Emil Cioran, Aveux et Anathèmes - Œuvres

E no entanto, as primeiras criaturas que reconheceram a sua mortalidade foram as primeiras a sorrir.

3.3.26

A Gaffe vitoriana


A Gaffe lê imenso e sabe que o mundo está repleto de paspalhos imbecis e o problema é que descobriu que eles estão estrategicamente colocados de modo a que dois ou três se cruzem com ela todos os dias.

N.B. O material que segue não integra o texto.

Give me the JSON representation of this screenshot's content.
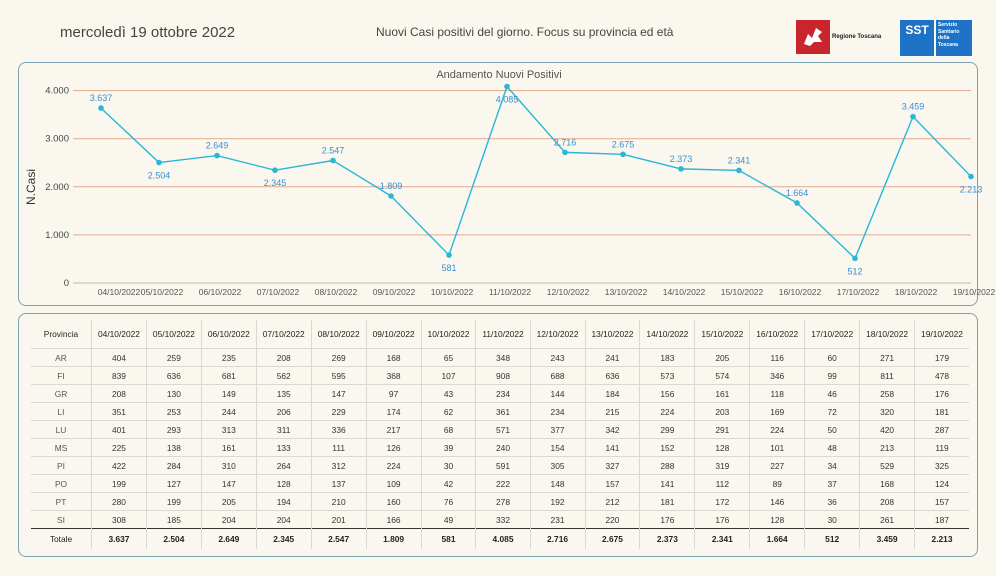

A Gaffe decidiu adoptar a atitude da Rainha Vitória - quando se negou a assinar a legislação que penalizaria as lésbicas -, em relação a todas as criaturas que confunde sempre com abjectos resquícios do abominável.    

Tal como Sua Majestade, a Gaffe é muito clara, simples, definitiva e peremptória:

- Tais coisas não existem.

2.3.26

A Gaffe carismática


Não é que eu seja mal-encarada, mas não consigo esboçar a esperança de um sorriso quando me olham com ar de quem manda no planeta, do alto de 1,60 m, de lacinho pintalgado ao pescoço e sapatinho com um pequerrucho tacão a ver se passa.

Podem dizer o que disseram, podem chamar-me preconceituosa, podem afirmar que carisma não tem nada a ver com isto, podem gravar em pedra que os homens não se medem aos palmos, até podem invocar o Bonaparte, mas continuo a pensar que um homem tem obrigatoriamente de ser um bocadinho mais alto, não andar com pechisbeques a imitar os filhos adolescentes e não tentar disfarçar a careca deixando crescer as patilhas e as sobrancelhas para as pentear depois para cima da cabeça, para nos poder mostrar que sabe, pode e manda e fazer com que a gente acredite e o reconheça.